Abbas Ağa Sıbyân Mektebi’ne ve ardından Beşiktaş Mülkî Rüşdî Mektebi’ne devam edip şahâdetnâme aldıktan sonra Sinan Paşa Medresesi’nde Afyonkarahisarlı Ahmed İlhâmî Efendi’den tahsîl-i ilim ettikten sonra mülazemetle Adliye Nezâreti, Temyîz-i Cezâ Mahkemesi Kalemi’ne devam etmeye başlayan Nûrî Korman, babasının vefâtı üzerine kalemi terkederek memleketine gitti. İki sene burada ikametle, babasından intikal eden işleri halle muvaffâk olduktan tekrar İstanbul’a döndü.
Hattat Nuri Korman Kimdir?
Bir müddet sonra Beşiktaş’taki Mekteb-i Hamidî’ye sülüs ve nesih mu’allimi olup muhtelif zamanlarda evlâd-ı küberâya yazı dersleri vermiştir. Hattat Nûrî Korman, H. 1310/M. 1893 senesinde Matba’a-i Âmire’nin ser-hattatlığına ta’yin edilmişse de ertesi sene ayrılmıştır. Meşrûtiyet’in ilanını müte’akib Mekteb-i Hamîdi’nin kapatılması üzerine, oğullarına yazı dersi vermiş olduğu Hıdîv İsmâ‘il Paşa’nın kerîmesi Fâtıma Hanım ile beraber Mısır’a gitti.
Bir müddet sonra Hicâz’a giderek Hac farizasını edâ eyledikten sonra Mısır’a yerleşip iki seneye yakın orada kalan Nûrî Korman, daha sonra İstanbul’a dönerek Bâb-ı Âlî Caddesi’nde açtığı dükkânda yazı işleri ile meşgul olmağa başladı. Bilâhare Medresetü’l-hattâtîn’in sülüs ve nesih mu’allimliğine ta’yin edilip harf inkılâbına kadar devam etti. Ancak yazının tebeddülü üzerine, 1929’da her şeyi terkederek babasının köyüne yerleşti. Beşiktaşlı Hacı Nuri Korman
Beşiktaşlı Nuri Korman Hayatı
Birkaç sene çiftçilikle meşgul olduktan sonra, aldığı davet üzerine İstanbul’a dönmüş. Güzel Sanatlar Akademisi’nde aklâm-ı sitte dersleri vermeğe başlamıştır.

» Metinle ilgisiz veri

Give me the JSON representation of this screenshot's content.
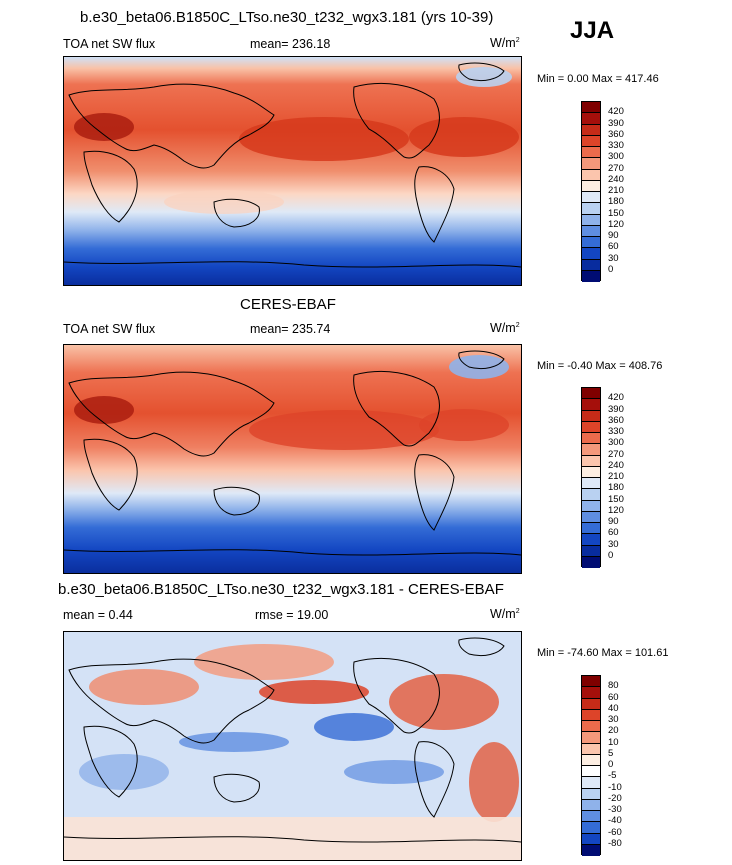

Beşiktaşlı Hattat Nûrî Korman, nice zaman hüsn-i hizmette bulunmuş, son zamanlarında ise yaşlılığı nedeniyle Akademi’ye devam edemeyince Akaretler’deki evinde öğrenci kabul etmeğe başlamıştı. Nihâyet bu hâl üzere iken H. 11 Zi’l-hicce 1371/M. 12 Eylül 1951 tarihinde vefât etmiş ve Yahyâ Efendi Kabristânı’na defnolunmuştur.

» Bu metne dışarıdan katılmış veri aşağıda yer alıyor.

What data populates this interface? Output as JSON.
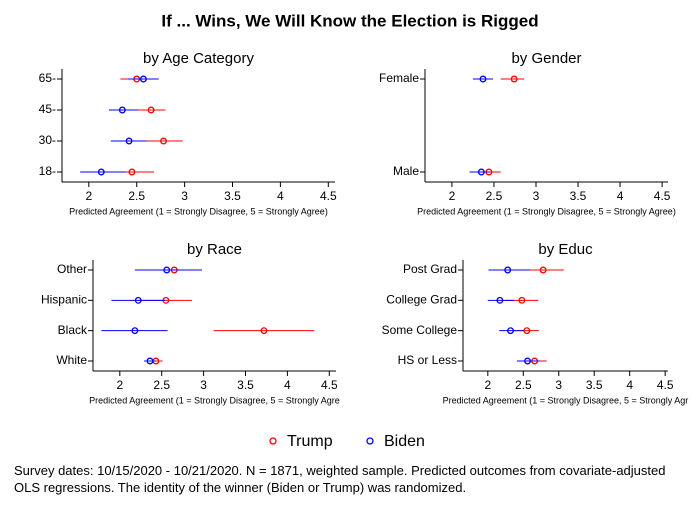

İbnülemin’in “sohbeti latîf, iyi bir adam” olarak tanımladığı Nûrî Korman, Klasik Türk musıkîsinin bu dönemdeki en önemli isimlerinden biri idi. Müntesiblerinden olduğu Yahya Efendi Dergâhı’nda kırk sene zâkirlik ve dört sene de zâkirbaşılık yapmış olan Nûrî Korman’ın, mahfûz bulunduğu altıyüzü mütecâviz ilâhî ve şügûl besteden bir kısmının vefâtından birkaç sene evvel notaya aktarılmış olması, musıkî tarihimiz için büyük bir kazanım olmuştur. Ayrıca musıkî ve yazı erbâbına dâ’ir zengin bilgisiyle de bu san‘atlara hizmet etmiş idi.
Beşiktaşlı Hacı Nuri Korman
Harf inkılâbı ile büyük bir darbe yemiş olan Türk hat san‘atının Cumhuriyet nesillerine intikalinde fevkalade hizmet görmüş olan Nûrî Korman. Şüphesiz zamanının en önemli hattatlarından biri idi. Aklâm-ı sitteyi ilk olarak rüşdî tahsîli esnasında hademe-i hümâyûndan Süleyman Efendi’den – İbrahim Alâ’eddîn Bey’den mücâzdır – meşketmiş, bilâhare Zülüflü Baltacılar imâmı Şevkî Efendi’nin talebesinden. Nevşehirli Şeyh Osmân Efendi’ye devam ederek H. 1299/M. 1882 senesinde icâzet almıştır.
Asıl şöhretini borçlu olduğu aklâm-ı sittede Hâfız Osman’ın yolundan ilerlemiş olan Nûrî Korman. Bir hayli eser vermiş olduğu celî sülüste ise Mustafa Râkım Efendi’nin ve Kazasker Mustafa İzzet Efendi etkilerini barındıran şahsına münhasır bir şiveye sahipti. Müsenna istif ve tertîblerle de ilgilenmiş olan hattatın, hayatı boyunca ayrılmadığı Beşiktaş’taki Yahya Efendi Kabristânı’nda bir hayli mezartaşı kitâbesinde imzası bulunmaktadır.